Your digestive tract, particularly your intestines, naturally contains some bacteria that are typically noninfectious. These bacteria are beneficial because they can help crowd out potentially pathogenic bacteria from your digestive tract; they also play an important role in regulating your immune system. Naturally occurring bacteria in your intestines also are needed to help with digestion.

Prebiotics and Probiotics

Honey is not a probiotic substance, but may have use as a prebiotic. Probiotic substances contain living micro-organisms that, when ingested, can increase the levels of the bacteria in the intestines. Prebiotics, on the other hand, have compounds that can serve as food for the naturally occurring intestinal bacteria. Ingesting prebiotics or probiotics is designed to boost the levels of bacteria in your gastrointestinal tract. Honey's ability to serve as a prebiotic hinges on its ability to increase the levels of bacteria in your intestines.

Honey as Prebiotic

The ability of honey to serve as a prebiotic has been examined in cell cultures and in mice. A research project funded by the National Honey Board found that Bifidobacteria cells, a strain of bacteria often found in the intestines, grew more rapidly when honey was added to their media. A 2006 article in "Complementary and Alternative Medicine" also found that feeding honey to mice increased the levels of healthy bacteria in their guts.

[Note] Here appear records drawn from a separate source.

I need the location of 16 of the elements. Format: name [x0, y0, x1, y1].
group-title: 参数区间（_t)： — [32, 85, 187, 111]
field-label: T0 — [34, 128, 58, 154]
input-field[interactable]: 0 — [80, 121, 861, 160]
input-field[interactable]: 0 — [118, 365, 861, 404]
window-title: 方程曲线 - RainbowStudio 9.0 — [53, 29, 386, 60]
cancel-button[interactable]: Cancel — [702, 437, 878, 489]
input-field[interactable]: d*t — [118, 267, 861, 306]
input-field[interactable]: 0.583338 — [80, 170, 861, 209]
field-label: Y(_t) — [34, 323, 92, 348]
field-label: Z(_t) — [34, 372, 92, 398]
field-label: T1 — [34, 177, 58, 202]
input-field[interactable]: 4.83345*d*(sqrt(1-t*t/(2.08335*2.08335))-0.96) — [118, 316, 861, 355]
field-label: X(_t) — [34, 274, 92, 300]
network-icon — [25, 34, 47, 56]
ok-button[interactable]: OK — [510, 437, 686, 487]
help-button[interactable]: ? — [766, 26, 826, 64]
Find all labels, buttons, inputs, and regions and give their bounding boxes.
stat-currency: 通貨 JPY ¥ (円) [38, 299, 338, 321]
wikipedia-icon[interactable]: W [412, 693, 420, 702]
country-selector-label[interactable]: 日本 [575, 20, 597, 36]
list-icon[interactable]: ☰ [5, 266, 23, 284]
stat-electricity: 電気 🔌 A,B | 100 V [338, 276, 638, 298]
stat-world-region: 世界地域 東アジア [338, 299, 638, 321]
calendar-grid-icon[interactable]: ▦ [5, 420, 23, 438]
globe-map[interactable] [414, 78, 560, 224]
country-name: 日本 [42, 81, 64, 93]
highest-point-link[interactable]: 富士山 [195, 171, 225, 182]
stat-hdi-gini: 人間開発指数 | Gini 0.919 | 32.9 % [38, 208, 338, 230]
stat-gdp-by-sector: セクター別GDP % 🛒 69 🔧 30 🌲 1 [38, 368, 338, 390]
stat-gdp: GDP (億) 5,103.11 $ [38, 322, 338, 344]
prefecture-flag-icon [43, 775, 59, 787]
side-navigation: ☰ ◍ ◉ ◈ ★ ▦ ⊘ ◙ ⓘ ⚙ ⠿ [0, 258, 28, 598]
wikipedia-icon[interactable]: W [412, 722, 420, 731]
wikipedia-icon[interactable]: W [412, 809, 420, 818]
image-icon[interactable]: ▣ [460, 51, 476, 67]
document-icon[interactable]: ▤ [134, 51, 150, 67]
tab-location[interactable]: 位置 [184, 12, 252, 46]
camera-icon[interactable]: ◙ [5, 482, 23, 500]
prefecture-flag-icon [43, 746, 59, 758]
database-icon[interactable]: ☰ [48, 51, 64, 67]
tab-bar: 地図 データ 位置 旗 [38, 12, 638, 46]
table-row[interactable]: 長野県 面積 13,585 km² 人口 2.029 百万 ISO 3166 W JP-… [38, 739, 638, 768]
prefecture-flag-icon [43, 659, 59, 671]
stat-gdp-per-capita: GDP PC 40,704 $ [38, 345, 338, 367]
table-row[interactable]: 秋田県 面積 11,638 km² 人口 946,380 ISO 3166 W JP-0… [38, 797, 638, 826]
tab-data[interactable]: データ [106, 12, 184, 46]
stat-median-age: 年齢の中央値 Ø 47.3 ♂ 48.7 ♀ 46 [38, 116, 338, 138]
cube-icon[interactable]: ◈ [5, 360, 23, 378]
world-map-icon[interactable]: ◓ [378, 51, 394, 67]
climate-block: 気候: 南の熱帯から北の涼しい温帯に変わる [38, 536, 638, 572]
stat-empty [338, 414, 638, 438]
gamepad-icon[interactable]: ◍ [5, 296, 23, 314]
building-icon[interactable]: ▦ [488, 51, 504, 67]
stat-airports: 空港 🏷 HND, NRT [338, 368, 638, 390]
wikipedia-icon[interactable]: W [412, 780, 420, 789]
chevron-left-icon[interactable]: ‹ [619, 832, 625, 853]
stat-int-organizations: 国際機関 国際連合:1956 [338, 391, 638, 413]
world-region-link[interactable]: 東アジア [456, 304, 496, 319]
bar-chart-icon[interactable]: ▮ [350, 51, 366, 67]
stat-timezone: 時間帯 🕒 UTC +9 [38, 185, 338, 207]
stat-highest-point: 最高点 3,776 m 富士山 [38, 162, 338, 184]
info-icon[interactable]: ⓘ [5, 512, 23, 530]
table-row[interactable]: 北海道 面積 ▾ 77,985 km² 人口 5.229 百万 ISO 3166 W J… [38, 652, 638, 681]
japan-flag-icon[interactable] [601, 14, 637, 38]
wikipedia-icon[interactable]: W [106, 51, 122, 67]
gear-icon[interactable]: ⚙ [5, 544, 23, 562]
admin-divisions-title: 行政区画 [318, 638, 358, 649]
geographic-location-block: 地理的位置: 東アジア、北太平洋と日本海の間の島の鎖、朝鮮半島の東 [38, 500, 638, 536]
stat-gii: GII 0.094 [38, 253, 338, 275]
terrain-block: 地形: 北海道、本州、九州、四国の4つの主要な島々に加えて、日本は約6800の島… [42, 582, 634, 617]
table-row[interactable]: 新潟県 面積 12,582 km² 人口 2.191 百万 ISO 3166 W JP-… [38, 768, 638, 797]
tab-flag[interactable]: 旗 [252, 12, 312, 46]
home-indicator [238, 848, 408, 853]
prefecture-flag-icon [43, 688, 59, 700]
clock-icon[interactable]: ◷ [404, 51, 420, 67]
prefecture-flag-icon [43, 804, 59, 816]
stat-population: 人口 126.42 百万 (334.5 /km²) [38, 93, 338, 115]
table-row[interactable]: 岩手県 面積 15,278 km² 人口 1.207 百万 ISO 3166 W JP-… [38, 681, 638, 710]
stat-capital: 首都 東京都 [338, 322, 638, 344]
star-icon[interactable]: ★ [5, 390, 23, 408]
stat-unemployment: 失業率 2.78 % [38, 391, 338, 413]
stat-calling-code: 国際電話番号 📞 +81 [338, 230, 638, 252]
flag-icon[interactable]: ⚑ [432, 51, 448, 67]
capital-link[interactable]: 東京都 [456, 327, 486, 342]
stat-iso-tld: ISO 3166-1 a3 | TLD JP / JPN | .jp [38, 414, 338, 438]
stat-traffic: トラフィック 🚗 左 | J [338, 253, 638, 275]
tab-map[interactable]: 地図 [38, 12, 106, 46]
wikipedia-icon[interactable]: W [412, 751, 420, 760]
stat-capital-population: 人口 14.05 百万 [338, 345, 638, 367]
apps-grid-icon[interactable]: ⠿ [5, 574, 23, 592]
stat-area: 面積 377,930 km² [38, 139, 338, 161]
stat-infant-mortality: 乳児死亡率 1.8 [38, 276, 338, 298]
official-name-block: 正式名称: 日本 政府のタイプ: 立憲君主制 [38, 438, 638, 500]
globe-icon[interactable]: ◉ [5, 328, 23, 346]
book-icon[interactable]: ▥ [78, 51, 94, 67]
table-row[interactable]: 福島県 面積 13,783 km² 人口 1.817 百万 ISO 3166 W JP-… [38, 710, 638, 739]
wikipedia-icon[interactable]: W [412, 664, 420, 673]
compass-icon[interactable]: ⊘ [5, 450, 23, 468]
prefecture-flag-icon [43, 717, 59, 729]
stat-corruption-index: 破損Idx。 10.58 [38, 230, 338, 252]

Although studies have found that honey can be an effective prebiotic substance, its effects on intestinal bacteria have not been studied in humans. Thus, any conclusions that can be drawn from these research studies are limited. Talk to your doctor before trying to add any sort of prebiotic to your diet, as changes in your intestinal bacteria can cause significant gas, bloating and other problems.